America hates losers. Our reputation comes from winning. We give consolation prizes for second best. Cities even throw parades for losing sports teams, but deep down we know what these things are: celebrations of shame. Whether or not the good fight was fought with integrity, a loss makes you a loser.
Losers have integrity, winners get political office
Americans go to incredible lengths to win. Athletes take drugs. Corporate titans break the law. Students cheat. Politicians lie. Winners do what they have to do to get what they want.
There are few consolation prizes in politics. You either win political office or you don’t. After spending lots of money on campaigns losers lose big. Their credibility is gone. They might get tossed a bone and land a post with a new administration, but for most losing just means being a loser.
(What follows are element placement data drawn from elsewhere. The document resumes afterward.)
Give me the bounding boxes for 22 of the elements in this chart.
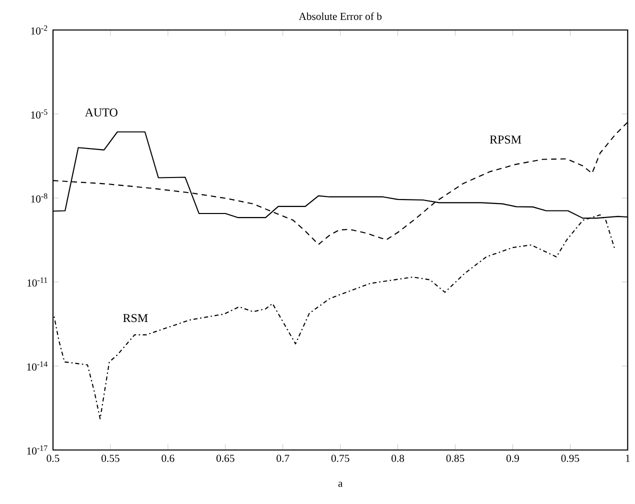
y-tick-label: 10$^{-17}$ (27, 445, 48, 455)
series-label: AUTO (84, 108, 118, 117)
x-tick-label: 0.65 (216, 454, 234, 462)
x-tick-label: 0.5 (46, 454, 60, 462)
y-tick-label: 10$^{-8}$ (31, 193, 48, 203)
chart-title: Absolute Error of b (298, 12, 382, 20)
y-tick-label: 10$^{-14}$ (27, 361, 48, 371)
y-tick-label: 10$^{-2}$ (31, 25, 48, 35)
x-tick-label: 0.95 (561, 454, 580, 462)
x-tick-label: 0.8 (392, 454, 404, 462)
series-label: RPSM (490, 136, 522, 144)
x-tick-label: 0.85 (446, 454, 464, 462)
x-tick-label: 0.75 (331, 454, 350, 462)
x-tick-label: 0.9 (506, 454, 519, 462)
x-tick-label: 1 (626, 454, 630, 462)
y-tick-label: 10$^{-5}$ (31, 109, 48, 119)
x-tick-label: 0.7 (276, 454, 290, 462)
x-tick-label: 0.6 (162, 454, 174, 462)
series-label: RSM (123, 314, 148, 322)
y-tick-label: 10$^{-11}$ (28, 277, 48, 287)
x-tick-label: 0.55 (102, 454, 120, 462)
x-axis-title: a (338, 482, 343, 487)
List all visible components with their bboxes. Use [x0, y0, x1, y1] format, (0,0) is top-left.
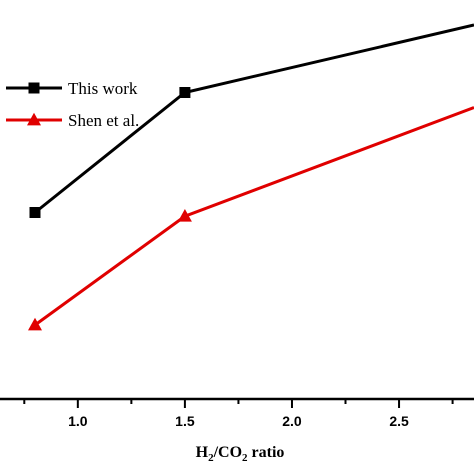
- data-point: [29, 207, 41, 218]
- x-axis-title: H2/CO2 ratio: [196, 444, 285, 464]
- legend-label: This work: [68, 79, 138, 98]
- x-tick-label: 2.5: [389, 413, 409, 429]
- legend-item: Shen et al.: [6, 111, 139, 130]
- series-this-work: [29, 23, 474, 218]
- series-shen-et-al: [28, 106, 474, 331]
- x-tick-label: 2.0: [282, 413, 302, 429]
- x-axis: 1.0 1.5 2.0 2.5: [0, 397, 474, 429]
- data-point: [179, 87, 191, 98]
- series-line: [34, 106, 474, 327]
- legend-label: Shen et al.: [68, 111, 139, 130]
- legend-item: This work: [6, 79, 138, 98]
- x-tick-label: 1.5: [175, 413, 195, 429]
- data-point: [177, 209, 192, 222]
- series-group: [28, 23, 474, 331]
- legend: This work Shen et al.: [6, 79, 139, 130]
- x-tick-label: 1.0: [68, 413, 88, 429]
- legend-marker: [28, 82, 40, 94]
- data-point: [28, 317, 42, 331]
- legend-marker: [27, 112, 41, 126]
When it comes to winning political office integrity is a liability. It stands in the way of victory. If there was ever any doubt that this is true it was erased this year. Despite our demands for integrity in a climate that rewards moral turpitude, it is pretty obvious that the candidate who stoops lowest is going to win the White House.
There are other prizes to be had, though. This could be the first year where losing is a big win.
2016 is about enemies with no integrity
Elections are about fear. Democrats want us to fear life without big government. Republicans want us to be afraid of enemies like terrorists and Democrats.
Republicans started a tradition this year that no good Democrat would approve of. They turned one of their own into the enemy even though they had a perfectly good target they badly need to defeat.
They want us to be afraid of Donald Trump.
Why?
Like all of us, politicians have their own special fears to nurture. One of those is the fear of being a loser. It’s hard to get back on the horse when you’ve lost a House or Senate seat, especially if you have held it for a long time. Looking like a has been is not good for a political career.
Paul Ryan is trying to have it both ways. His excuse for a confusing non-endorsement of Trump is that he wants to hold onto the GOP’s control of Congress. Reinforcing the public perception of the Republican Party as fragmented, indecisive, and helpless against the Democratic machine is not going to do that.
At least Republicans have a fallback.
The GOP wants to get its hands on Hillary Clinton. Ryan can make a name for himself with a swirl of House hearings and maybe a try at impeachment to get even for a long list of conservative affronts. He can start with Benghazi, work his way to the Iran deal, and finish up with the email server scandal.
That doesn’t help voters who picked Trump and don’t want a Clinton White House.
Can GOP win by betraying the people?
Watching Republicans scurry to get away from Trump would be humorous if they weren’t betraying conservatives to save themselves. Only the most naive look to politicians for integrity and moral forthrightness, but we don’t expect to be stabbed in the back by our own. That’s what Democrats are for.
As a conservative it’s hard to blame the speaker, but his actions and those of other defecting Republicans are still an affront to the political values this country was founded on. Rule by the people doesn’t mean party elite manipulating elections to get what they want.
Fear doesn’t justify thwarting the will of the people.